The Capital Contributions made by the Members to Company through the Exhibit Date are set forth below on the table below.
Member | Source | Units | Issue Date |
Capital Contribution | ||||
Nobility DAH, LLC | Original Issue | 49,000 | 6/1/21 | -0- | ||||
Digital Ally Healthcare, Inc. | Original Issue | 51,000 | 6/1/21 | Initial capital $13,500,000.00* |
1. | Capital Accounts. The Capital Accounts of the Members as of the Exhibit Date are as set forth below: |
Member | Capital Account | |
Nobility DAH, LLC
|
-0- | |
Digital Ally, Inc. | To a maximum of $13,500,000.00*1 |
*Member Digital Ally will make its Initial Capital Contribution in tranches as it exercises its Right of First Refusal of Opportunities as set forth in Section 11.3(b), “Member Digital Ally’s Right of First Refusal.”
Upon utilization of the Initial Capital of $13,500,000 in the Company’s business, the Manager will provide written notice of such fact to Member Digital Ally and it will have the right to contribute a tranche of $5,000,000 (a “Capital Tranche”) of additional capital to the Company for a period of thirty (30) days’ from the date of the notice.
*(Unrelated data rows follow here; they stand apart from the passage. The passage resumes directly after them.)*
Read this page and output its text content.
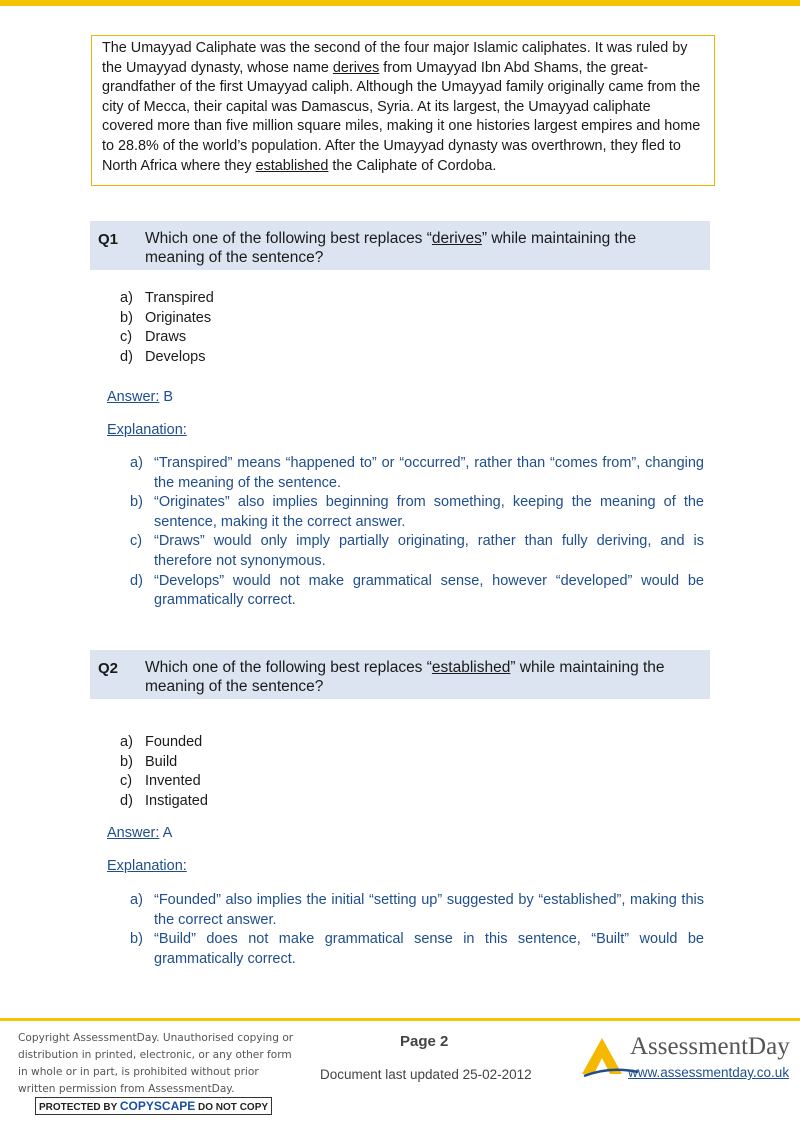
The Umayyad Caliphate was the second of the four major Islamic caliphates. It was ruled by the Umayyad dynasty, whose name derives from Umayyad Ibn Abd Shams, the great-grandfather of the first Umayyad caliph. Although the Umayyad family originally came from the city of Mecca, their capital was Damascus, Syria. At its largest, the Umayyad caliphate covered more than five million square miles, making it one histories largest empires and home to 28.8% of the world’s population. After the Umayyad dynasty was overthrown, they fled to North Africa where they established the Caliphate of Cordoba.
Q1 Which one of the following best replaces “derives” while maintaining the meaning of the sentence?
a) Transpired
b) Originates
c) Draws
d) Develops
Answer: B
Explanation:
a) “Transpired” means “happened to” or “occurred”, rather than “comes from”, changing the meaning of the sentence.
b) “Originates” also implies beginning from something, keeping the meaning of the sentence, making it the correct answer.
c) “Draws” would only imply partially originating, rather than fully deriving, and is therefore not synonymous.
d) “Develops” would not make grammatical sense, however “developed” would be grammatically correct.
Q2 Which one of the following best replaces “established” while maintaining the meaning of the sentence?
a) Founded
b) Build
c) Invented
d) Instigated
Answer: A
Explanation:
a) “Founded” also implies the initial “setting up” suggested by “established”, making this the correct answer.
b) “Build” does not make grammatical sense in this sentence, “Built” would be grammatically correct.
Copyright AssessmentDay. Unauthorised copying or distribution in printed, electronic, or any other form in whole or in part, is prohibited without prior written permission from AssessmentDay.
PROTECTED BY COPYSCAPE DO NOT COPY
Page 2
Document last updated 25-02-2012
AssessmentDay
www.assessmentday.co.uk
Upon contribution of such additional Capital Tranche, Member Digital Ally’s Right of First Refusal of Opportunities will continue as set forth in Section 11.3(b), “Member Digital Ally’s Right of First Refusal.” Member Digital Ally will make its contribution of the Capital Tranche in tranches as it exercises its Right of First Refusal of Opportunities.
Upon utilization of the first Capital Tranche, Member Digital Ally will have the right to contribute successive Capital Tranches to the Company under the same terms and conditions as set forth in the preceding paragraph after written notice given by the Manager to Member Digital Ally that the Company has utilized the previous Capital Tranche in its business.